What is Foreign Debt?
Foreign debt is money borrowed by a government, corporation or private household from another country's government or private lenders. Foreign debt also includes obligations to international organizations such as the World Bank, Asian Development Bank (ADB), and the International Monetary Fund (IMF). Total foreign debt can be a combination of short-term and long-term liabilities.
Foreign debt, also known as external debt, has been rising steadily in recent decades, with unwelcome side-effects in some borrowing countries. These include slower economic growth, particularly in low-income countries, as well as crippling debt crises, financial market turmoil, and even secondary effects such as a rise in human-rights abuses.
- Foreign debt is money borrowed by a government, corporation or private household from another country's government or private lenders.
- Foreign debt has been rising steadily in recent decades, with unwelcome side-effects in some borrowing countries, especially developing economies.
Understanding Foreign Debt
A government or a corporation may borrow from a foreign lender for a range of reasons. For one thing, local debt markets may not be deep enough to meet their borrowing needs, particularly in developing countries. Or foreign lenders might simply offer more attractive terms. For low-income countries especially, borrowing from international organizations like the World Bank is an essential option, as it can provide funding it might not otherwise be able to attain, at attractive rates and with flexible repayment schedules.
The World Bank, in conjunction with the IMF and the Bank for International Settlements (BIS), gathers short-term foreign debt data from the Quarterly External Debt Statistics (QEDS) database. Long-term external debt data compilation is also collectively accomplished by the World Bank, individual countries that carry foreign debt, and multilateral banks and official lending agencies in major creditor countries.
The Impact of Rising Foreign Debt
Excessive levels of foreign debt can hamper countries' ability to invest in their economic future—whether it be via infrastructure, education, or health care—as their limited revenue goes to servicing their loans. This thwarts long-term economic growth.
Poor debt management, combined with shocks such as a commodity-price collapse or severe economic slowdown, can also trigger a debt crisis. This is often exacerbated because foreign debt is usually denominated in the currency of the lender's country, not the borrower. That means if the currency in the borrowing country weakens, it becomes that much harder to service those debts.

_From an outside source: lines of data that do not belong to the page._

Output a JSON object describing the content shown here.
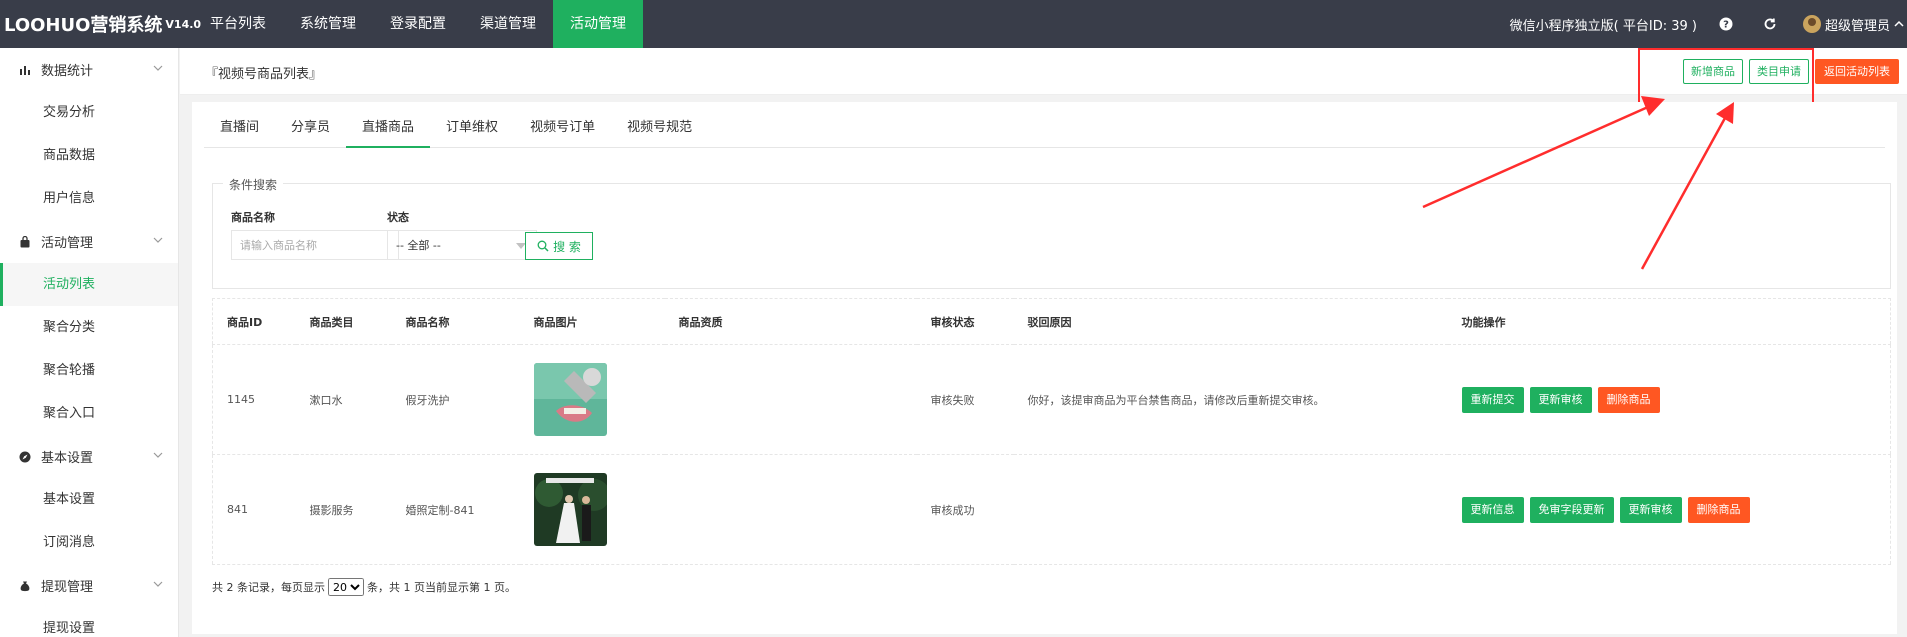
{
  "header": {
    "logo": "LOOHUO营销系统",
    "version": "V14.0",
    "nav": [
      "平台列表",
      "系统管理",
      "登录配置",
      "渠道管理",
      "活动管理"
    ],
    "active_nav": "活动管理",
    "platform_info": "微信小程序独立版( 平台ID: 39 )",
    "admin_name": "超级管理员"
  },
  "sidebar": {
    "groups": [
      {
        "label": "数据统计",
        "icon": "bar-chart-icon",
        "items": [
          "交易分析",
          "商品数据",
          "用户信息"
        ]
      },
      {
        "label": "活动管理",
        "icon": "bag-icon",
        "items": [
          "活动列表",
          "聚合分类",
          "聚合轮播",
          "聚合入口"
        ]
      },
      {
        "label": "基本设置",
        "icon": "compass-icon",
        "items": [
          "基本设置",
          "订阅消息"
        ]
      },
      {
        "label": "提现管理",
        "icon": "money-bag-icon",
        "items": [
          "提现设置"
        ]
      }
    ],
    "active_item": "活动列表"
  },
  "page": {
    "title": "『视频号商品列表』",
    "buttons": {
      "add_product": "新增商品",
      "category_apply": "类目申请",
      "back": "返回活动列表"
    }
  },
  "tabs": [
    "直播间",
    "分享员",
    "直播商品",
    "订单维权",
    "视频号订单",
    "视频号规范"
  ],
  "active_tab": "直播商品",
  "search": {
    "legend": "条件搜索",
    "name_label": "商品名称",
    "name_placeholder": "请输入商品名称",
    "status_label": "状态",
    "status_value": "-- 全部 --",
    "search_button": "搜 索"
  },
  "table": {
    "columns": [
      "商品ID",
      "商品类目",
      "商品名称",
      "商品图片",
      "商品资质",
      "审核状态",
      "驳回原因",
      "功能操作"
    ],
    "rows": [
      {
        "id": "1145",
        "category": "漱口水",
        "name": "假牙洗护",
        "qualification": "",
        "status": "审核失败",
        "reason": "你好，该提审商品为平台禁售商品，请修改后重新提交审核。",
        "image_icon": "dental-photo-icon",
        "actions": [
          {
            "label": "重新提交",
            "color": "#1fb05f"
          },
          {
            "label": "更新审核",
            "color": "#1fb05f"
          },
          {
            "label": "删除商品",
            "color": "#ff5722"
          }
        ]
      },
      {
        "id": "841",
        "category": "摄影服务",
        "name": "婚照定制-841",
        "qualification": "",
        "status": "审核成功",
        "reason": "",
        "image_icon": "wedding-photo-icon",
        "actions": [
          {
            "label": "更新信息",
            "color": "#1fb05f"
          },
          {
            "label": "免审字段更新",
            "color": "#1fb05f"
          },
          {
            "label": "更新审核",
            "color": "#1fb05f"
          },
          {
            "label": "删除商品",
            "color": "#ff5722"
          }
        ]
      }
    ]
  },
  "pager": {
    "prefix": "共 2 条记录，每页显示",
    "page_size": "20",
    "suffix": "条，共 1 页当前显示第 1 页。"
  },
  "colors": {
    "accent": "#1fb05f",
    "danger": "#ff5722",
    "topbar": "#393d49",
    "annotation": "#ff2d2d"
  }
}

High levels of foreign debt have contributed to some of the worst economic crises in recent decades, including the Asian Financial Crisis and, at least in the case of Greece and Portugal, the Eurozone debt crisis.

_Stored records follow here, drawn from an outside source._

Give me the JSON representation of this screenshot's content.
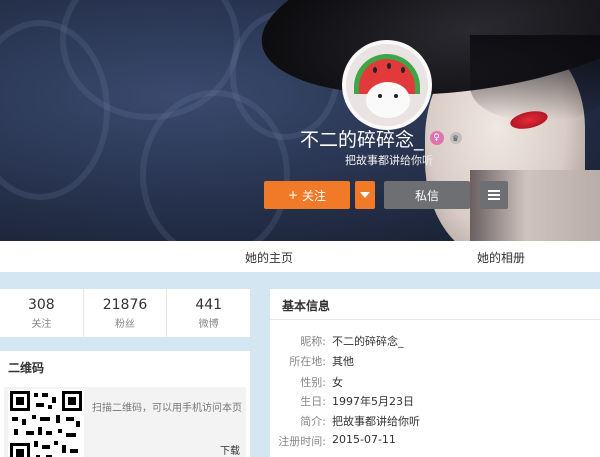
{
  "profile": {
    "username": "不二的碎碎念_",
    "bio": "把故事都讲给你听",
    "gender_icon": "female-icon",
    "badge_icon": "crown-icon"
  },
  "actions": {
    "follow_label": "关注",
    "message_label": "私信"
  },
  "tabs": [
    {
      "label": "她的主页"
    },
    {
      "label": "她的相册"
    }
  ],
  "stats": [
    {
      "value": "308",
      "label": "关注"
    },
    {
      "value": "21876",
      "label": "粉丝"
    },
    {
      "value": "441",
      "label": "微博"
    }
  ],
  "qr": {
    "title": "二维码",
    "desc": "扫描二维码，可以用手机访问本页",
    "download": "下载"
  },
  "info": {
    "title": "基本信息",
    "rows": [
      {
        "label": "昵称:",
        "value": "不二的碎碎念_"
      },
      {
        "label": "所在地:",
        "value": "其他"
      },
      {
        "label": "性别:",
        "value": "女"
      },
      {
        "label": "生日:",
        "value": "1997年5月23日"
      },
      {
        "label": "简介:",
        "value": "把故事都讲给你听"
      },
      {
        "label": "注册时间:",
        "value": "2015-07-11"
      }
    ]
  },
  "colors": {
    "accent": "#f07a28",
    "secondary_button": "#6e6f73",
    "page_bg": "#d4e6f1"
  }
}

Waiting for the Next Crisis
According to one estimate, the amount of money developing country governments are paying toward foreign debt nearly doubled from 2010 to 2018, as a percentage of government revenues. Extraordinarily low interest rates in place since the 2008 Global Financial Crisis have made it easier for governments, businesses, and consumers to take on higher levels of debt. And with a severe global economic downturn unfolding due to the spread of the novel coronavirus, a disruptive debt crisis in one or more countries seems likely in the not-too-distant future.
The Human Cost of High Foreign Debt
In addition to the suffering that results from economic stagnation, the United Nations has also linked high levels of foreign debt and a government's dependency on foreign assistance to human rights abuses. Economic distress causes governments to cut social spending, and reduces the resources it has to enforce labor standards and human rights, the U.N. says.